Relief en creux

Dieu ou roi s'avançant vers la gauche

Egypte > provenance inconnue

Nouvel Empire à Ier millénaire

[VOIR CHRONOLOGIE]

H. 43,3 CM : L. 12,3 CM P. 6,2 CM

Calcaire

Co. 1731

Commentaire

Etat de conservation

L’œuvre est en bon état de conservation. Les tranches inférieure, supérieures et senestres sont originales. Sur sa partie droite, le bloc est cassé dans le sens de la longueur. La pierre est pulvérulente. Des feuilletages se sont formés en surface. On observe de nombreuses fissures. La surface est érodée. En revanche, les reliefs sont peu émoussés.

Description

Sur ce relief fragmentaire, la partie antérieure du corps d’un personnage est conservée. La cassure du bloc sectionnant l’image, seuls un bras et une jambe sont encore visibles. On remarque qu’il est vêtu d’un pagne court, indiquant qu’il s’agit très certainement d’une entité masculine et non féminine. L’homme est représenté debout, dans l’attitude de la marche. Il s’avance vers la gauche. Il tient de son bras droit un long sceptre-was. Sa jambe droite, au modelé athlétique, est brisée au niveau du genou. S’étendant au-dessus de lui, on remarque en haut du bloc un grand signe allongé, correspondant à l’image du ciel. Aucune trace de polychromie n’est décelable par observation directe.

 

Le corps du personnage, ainsi que le signe hiéroglyphique du ciel, sont gravés en creux par rapport au fond. De légers reliefs permettent de figurer les os et les muscles. La main droite, la seule conservée, saisit avec force le manche du sceptre. Placée en l’état actuel du relief au centre de la composition, le soin apporté à la sculpture de cette main est aujourd’hui particulièrement mis en valeur.
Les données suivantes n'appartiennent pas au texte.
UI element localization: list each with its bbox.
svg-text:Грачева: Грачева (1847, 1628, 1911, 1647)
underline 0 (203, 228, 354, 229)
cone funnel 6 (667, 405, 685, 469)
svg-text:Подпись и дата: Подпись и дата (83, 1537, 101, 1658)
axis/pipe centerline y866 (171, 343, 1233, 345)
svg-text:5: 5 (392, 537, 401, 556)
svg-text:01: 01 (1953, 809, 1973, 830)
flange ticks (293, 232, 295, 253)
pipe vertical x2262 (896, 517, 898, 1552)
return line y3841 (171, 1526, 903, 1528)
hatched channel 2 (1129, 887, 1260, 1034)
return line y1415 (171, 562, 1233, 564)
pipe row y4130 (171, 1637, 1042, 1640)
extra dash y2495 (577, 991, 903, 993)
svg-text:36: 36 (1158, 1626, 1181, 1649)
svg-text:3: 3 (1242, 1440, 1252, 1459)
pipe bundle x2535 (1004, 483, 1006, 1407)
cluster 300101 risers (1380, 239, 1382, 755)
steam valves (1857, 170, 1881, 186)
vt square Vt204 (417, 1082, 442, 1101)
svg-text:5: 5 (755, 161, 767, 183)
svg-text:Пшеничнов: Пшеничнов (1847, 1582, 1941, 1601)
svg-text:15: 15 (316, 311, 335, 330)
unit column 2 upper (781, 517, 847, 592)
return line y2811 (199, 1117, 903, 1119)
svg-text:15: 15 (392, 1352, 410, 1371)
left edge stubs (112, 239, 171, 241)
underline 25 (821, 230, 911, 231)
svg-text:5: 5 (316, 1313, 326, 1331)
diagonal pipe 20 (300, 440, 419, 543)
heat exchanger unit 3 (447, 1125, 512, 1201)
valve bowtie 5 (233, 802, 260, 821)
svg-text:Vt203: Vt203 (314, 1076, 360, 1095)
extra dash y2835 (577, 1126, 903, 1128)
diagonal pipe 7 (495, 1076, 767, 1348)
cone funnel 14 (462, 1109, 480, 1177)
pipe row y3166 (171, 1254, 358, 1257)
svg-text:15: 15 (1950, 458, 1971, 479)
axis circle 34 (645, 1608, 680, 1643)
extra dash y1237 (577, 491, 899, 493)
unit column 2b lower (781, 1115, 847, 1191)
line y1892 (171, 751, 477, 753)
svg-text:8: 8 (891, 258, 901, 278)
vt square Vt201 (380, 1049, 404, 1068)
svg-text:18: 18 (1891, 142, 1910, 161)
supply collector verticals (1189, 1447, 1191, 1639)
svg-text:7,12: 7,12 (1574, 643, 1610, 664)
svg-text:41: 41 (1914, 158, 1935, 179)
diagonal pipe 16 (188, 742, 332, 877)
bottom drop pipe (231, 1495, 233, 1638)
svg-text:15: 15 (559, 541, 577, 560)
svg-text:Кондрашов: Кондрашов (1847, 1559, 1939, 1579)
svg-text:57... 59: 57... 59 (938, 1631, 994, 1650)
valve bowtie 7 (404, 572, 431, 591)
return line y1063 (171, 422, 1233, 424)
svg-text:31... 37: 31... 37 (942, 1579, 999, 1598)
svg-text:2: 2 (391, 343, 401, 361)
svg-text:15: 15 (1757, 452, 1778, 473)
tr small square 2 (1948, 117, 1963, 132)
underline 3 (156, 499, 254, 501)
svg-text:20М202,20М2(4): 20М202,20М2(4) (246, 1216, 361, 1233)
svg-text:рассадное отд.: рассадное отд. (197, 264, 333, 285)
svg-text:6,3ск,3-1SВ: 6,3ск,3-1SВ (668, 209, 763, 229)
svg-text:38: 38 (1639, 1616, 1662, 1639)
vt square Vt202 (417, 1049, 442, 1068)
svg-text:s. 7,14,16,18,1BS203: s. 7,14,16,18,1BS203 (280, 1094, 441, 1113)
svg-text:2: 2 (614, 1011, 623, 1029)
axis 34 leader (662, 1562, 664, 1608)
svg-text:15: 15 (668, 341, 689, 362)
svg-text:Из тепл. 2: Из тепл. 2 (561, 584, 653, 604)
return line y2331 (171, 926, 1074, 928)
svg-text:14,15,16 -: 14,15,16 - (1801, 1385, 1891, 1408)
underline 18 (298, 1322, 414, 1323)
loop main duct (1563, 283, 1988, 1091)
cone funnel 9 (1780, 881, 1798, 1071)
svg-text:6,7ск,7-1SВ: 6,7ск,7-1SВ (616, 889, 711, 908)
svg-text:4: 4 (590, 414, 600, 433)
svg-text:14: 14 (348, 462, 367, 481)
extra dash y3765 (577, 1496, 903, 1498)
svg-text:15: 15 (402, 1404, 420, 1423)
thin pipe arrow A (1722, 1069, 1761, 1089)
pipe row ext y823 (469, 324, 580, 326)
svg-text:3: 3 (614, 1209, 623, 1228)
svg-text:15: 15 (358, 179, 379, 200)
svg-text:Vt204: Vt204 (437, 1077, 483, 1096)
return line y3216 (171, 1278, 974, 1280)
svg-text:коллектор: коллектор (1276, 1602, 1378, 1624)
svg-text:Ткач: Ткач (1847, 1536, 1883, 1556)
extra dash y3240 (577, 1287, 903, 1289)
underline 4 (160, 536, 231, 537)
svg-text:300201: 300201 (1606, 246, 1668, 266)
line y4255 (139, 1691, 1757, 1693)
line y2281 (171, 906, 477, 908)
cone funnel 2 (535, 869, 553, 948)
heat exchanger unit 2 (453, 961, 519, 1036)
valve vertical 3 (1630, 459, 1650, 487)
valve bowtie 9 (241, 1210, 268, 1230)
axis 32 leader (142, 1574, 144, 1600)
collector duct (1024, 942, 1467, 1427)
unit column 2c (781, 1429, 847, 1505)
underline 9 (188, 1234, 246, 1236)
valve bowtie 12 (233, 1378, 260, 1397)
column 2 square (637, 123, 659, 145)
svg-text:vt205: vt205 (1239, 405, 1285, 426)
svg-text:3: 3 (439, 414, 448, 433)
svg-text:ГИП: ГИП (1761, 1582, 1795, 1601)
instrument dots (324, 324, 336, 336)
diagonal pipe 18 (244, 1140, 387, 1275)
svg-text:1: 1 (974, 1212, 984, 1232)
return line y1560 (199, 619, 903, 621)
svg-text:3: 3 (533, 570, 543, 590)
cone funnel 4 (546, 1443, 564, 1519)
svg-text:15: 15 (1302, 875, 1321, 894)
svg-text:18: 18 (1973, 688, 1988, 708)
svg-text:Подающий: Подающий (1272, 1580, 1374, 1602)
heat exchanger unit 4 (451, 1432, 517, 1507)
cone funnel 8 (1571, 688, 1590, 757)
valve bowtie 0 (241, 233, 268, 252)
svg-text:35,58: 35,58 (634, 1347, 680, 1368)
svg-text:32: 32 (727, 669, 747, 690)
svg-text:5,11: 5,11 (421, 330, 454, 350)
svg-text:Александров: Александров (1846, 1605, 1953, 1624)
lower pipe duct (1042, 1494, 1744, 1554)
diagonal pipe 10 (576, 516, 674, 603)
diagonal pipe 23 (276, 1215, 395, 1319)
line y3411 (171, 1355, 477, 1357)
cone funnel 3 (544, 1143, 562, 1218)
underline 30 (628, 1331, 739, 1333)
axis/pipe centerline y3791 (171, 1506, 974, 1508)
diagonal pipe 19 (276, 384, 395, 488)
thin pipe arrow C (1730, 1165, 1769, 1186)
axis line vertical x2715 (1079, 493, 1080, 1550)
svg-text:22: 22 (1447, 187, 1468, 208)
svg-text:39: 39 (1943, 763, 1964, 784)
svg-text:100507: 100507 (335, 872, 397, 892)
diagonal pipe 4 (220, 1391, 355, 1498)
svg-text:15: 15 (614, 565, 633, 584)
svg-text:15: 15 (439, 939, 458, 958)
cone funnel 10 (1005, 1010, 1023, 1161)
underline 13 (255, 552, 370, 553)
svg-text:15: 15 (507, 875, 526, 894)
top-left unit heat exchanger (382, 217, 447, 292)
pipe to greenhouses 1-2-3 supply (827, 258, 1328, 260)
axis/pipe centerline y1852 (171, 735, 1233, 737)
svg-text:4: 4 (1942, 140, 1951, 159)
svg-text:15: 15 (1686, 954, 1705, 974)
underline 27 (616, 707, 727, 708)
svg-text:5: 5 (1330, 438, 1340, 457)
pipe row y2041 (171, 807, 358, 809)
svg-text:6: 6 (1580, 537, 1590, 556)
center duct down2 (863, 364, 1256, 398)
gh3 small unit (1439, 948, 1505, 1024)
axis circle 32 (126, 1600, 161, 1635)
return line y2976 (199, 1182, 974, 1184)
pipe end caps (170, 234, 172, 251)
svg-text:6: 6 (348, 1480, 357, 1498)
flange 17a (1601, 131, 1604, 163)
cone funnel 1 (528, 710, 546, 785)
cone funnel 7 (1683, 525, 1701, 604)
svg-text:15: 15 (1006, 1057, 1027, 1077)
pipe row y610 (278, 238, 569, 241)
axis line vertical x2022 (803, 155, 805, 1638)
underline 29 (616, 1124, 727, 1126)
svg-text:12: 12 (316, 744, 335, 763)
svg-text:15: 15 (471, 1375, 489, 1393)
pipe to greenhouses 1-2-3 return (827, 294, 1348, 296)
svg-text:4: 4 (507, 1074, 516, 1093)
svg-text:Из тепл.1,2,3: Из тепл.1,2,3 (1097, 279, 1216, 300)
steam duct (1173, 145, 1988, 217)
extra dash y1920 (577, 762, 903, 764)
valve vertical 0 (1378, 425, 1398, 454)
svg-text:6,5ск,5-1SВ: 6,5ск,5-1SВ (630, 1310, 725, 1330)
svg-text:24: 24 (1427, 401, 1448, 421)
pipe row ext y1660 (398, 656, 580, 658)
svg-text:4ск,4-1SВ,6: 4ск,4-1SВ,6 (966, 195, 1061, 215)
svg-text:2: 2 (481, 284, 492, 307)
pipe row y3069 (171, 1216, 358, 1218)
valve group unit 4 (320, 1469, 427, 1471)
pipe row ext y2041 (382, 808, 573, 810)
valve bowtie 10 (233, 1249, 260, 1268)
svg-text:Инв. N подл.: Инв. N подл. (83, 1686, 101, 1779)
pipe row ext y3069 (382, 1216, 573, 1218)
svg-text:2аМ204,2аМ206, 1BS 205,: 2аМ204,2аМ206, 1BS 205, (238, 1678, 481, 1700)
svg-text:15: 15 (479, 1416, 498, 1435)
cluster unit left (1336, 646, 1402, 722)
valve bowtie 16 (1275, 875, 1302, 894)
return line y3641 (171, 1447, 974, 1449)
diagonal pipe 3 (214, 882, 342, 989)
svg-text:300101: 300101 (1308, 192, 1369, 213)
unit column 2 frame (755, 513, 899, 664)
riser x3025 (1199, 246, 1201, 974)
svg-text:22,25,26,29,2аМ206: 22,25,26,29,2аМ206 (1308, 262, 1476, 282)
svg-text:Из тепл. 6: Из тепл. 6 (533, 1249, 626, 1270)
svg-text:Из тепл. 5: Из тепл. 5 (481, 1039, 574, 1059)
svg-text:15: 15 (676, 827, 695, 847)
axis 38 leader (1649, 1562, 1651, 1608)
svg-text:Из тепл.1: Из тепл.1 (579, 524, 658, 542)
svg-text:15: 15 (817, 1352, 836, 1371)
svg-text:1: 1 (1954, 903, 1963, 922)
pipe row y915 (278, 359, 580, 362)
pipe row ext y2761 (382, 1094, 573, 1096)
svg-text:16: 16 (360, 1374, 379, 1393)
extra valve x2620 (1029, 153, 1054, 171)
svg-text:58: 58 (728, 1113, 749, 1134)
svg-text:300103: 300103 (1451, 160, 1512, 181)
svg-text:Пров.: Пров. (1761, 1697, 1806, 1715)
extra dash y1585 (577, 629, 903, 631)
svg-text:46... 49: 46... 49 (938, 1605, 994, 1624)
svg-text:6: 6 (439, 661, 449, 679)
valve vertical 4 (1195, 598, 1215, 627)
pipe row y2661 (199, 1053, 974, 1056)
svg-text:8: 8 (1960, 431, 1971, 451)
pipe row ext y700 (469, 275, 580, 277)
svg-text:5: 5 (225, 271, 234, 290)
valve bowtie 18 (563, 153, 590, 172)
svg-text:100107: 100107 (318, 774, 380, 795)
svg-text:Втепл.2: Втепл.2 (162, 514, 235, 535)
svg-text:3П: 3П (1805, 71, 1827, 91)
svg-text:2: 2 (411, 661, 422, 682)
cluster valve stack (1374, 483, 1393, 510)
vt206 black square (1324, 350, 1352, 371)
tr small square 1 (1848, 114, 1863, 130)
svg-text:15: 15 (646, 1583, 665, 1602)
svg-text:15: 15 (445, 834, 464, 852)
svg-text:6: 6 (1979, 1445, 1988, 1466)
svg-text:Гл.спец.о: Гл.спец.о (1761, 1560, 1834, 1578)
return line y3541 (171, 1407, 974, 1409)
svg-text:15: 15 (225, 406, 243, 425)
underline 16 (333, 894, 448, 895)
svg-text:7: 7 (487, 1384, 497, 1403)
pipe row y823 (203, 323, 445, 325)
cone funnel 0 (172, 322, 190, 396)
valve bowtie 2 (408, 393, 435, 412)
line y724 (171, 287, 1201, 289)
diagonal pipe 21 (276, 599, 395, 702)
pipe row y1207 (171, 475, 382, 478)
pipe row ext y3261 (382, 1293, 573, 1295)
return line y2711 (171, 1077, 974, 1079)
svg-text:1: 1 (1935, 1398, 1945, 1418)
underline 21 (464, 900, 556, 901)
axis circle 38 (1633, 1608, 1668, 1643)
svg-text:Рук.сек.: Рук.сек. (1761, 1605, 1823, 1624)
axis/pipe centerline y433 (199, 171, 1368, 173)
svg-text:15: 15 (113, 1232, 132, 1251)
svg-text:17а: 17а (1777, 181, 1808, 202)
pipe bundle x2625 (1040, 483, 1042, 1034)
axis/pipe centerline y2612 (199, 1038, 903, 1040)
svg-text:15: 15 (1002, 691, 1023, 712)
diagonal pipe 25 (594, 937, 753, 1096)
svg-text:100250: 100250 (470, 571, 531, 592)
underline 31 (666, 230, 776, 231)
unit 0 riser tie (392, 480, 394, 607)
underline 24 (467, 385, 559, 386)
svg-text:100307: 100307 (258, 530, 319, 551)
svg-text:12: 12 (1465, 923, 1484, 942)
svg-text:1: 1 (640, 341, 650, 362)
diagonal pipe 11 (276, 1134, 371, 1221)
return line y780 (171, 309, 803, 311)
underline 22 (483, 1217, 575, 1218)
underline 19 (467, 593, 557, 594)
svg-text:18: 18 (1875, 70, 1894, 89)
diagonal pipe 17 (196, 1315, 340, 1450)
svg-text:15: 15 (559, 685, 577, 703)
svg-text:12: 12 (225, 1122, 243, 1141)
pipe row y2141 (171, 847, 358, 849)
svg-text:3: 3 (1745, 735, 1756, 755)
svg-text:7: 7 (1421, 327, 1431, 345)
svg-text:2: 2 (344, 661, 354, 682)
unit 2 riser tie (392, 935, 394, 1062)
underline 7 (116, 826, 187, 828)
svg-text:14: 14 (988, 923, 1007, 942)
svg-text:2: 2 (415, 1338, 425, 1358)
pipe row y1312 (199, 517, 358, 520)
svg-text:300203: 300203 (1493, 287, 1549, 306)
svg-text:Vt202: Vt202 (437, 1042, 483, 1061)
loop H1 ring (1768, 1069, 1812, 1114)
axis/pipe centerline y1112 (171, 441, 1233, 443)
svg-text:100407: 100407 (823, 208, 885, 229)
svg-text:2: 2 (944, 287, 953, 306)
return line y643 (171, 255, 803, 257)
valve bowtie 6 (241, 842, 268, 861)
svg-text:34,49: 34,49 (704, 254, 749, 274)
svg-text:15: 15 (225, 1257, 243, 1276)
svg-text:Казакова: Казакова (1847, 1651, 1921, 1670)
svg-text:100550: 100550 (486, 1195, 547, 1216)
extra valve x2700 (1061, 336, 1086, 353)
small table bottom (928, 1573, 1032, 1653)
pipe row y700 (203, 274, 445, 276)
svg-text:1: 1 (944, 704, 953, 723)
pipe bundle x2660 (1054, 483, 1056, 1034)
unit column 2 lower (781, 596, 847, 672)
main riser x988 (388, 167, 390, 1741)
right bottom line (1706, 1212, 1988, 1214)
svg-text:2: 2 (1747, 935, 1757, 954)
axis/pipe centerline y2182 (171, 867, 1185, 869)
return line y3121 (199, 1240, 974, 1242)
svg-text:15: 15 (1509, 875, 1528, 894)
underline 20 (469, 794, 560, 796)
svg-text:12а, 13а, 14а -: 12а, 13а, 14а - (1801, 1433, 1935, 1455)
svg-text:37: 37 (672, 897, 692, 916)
Elle se détache nettement du fond, gravé en creux. Les phalanges sont soigneusement individualisées, les ongles arrondis. Suivant la convention égyptienne du mouvement de la marche, la jambe lancée en avant serait une jambe gauche. L’ongle du pouce témoigne d’un soin identique à celui des ongles de la main. Pour respecter les conventions égyptiennes, le pied est un pied droit, permettant ainsi de modeler la voûte plantaire nécessaire à l’équilibre de la marche.

 

Le sceptre-was, quant à lui, est profondément creusé dans la pierre. On observe néanmoins une anomalie dans sa représentation. En effet, la tige du sceptre ne forme pas un trait continu ; elle est scindée de part et d’autre de la main. La tête ayant disparu, il est difficile d’identifier avec certitude le personnage. Il s’agirait d’un dieu ou d’un roi, seuls personnages représentés tenant cet emblème. Néanmoins, plus rarement, certains prêtres ont été représentés avec ce sceptre. Il est difficile de proposer un contexte archéologique pour ce relief, très fragmentaire. En revanche, le style indiquerait une réalisation datant probablement au plus tôt au Nouvel Empire et au plus tard du Ier millénaire.

 

Historique

Acquis par Rodin entre 1893 et 1913.

Boreux 1913 : Meudon, Objets non en vitrine, salle attenant à l'atelier de peinture, 554, Fragment (moitié gauche) d’une stèle ( ?) en calcaire. Au-dessous de la moitié du signe [hiéroglyphe] on distingue la partie antérieure d’un Horus hiéracocéphale debout, coiffé du disque et tenant dans son bras droit le sceptre [dessin]. Haut. 44 ; Larg. 14 Estimée quatre vingt francs.

Donation Rodin à l'État français 1916.

Commentaire historique

Le relief était présenté à Meudon dans une salle attenante à l'atelier des peintures.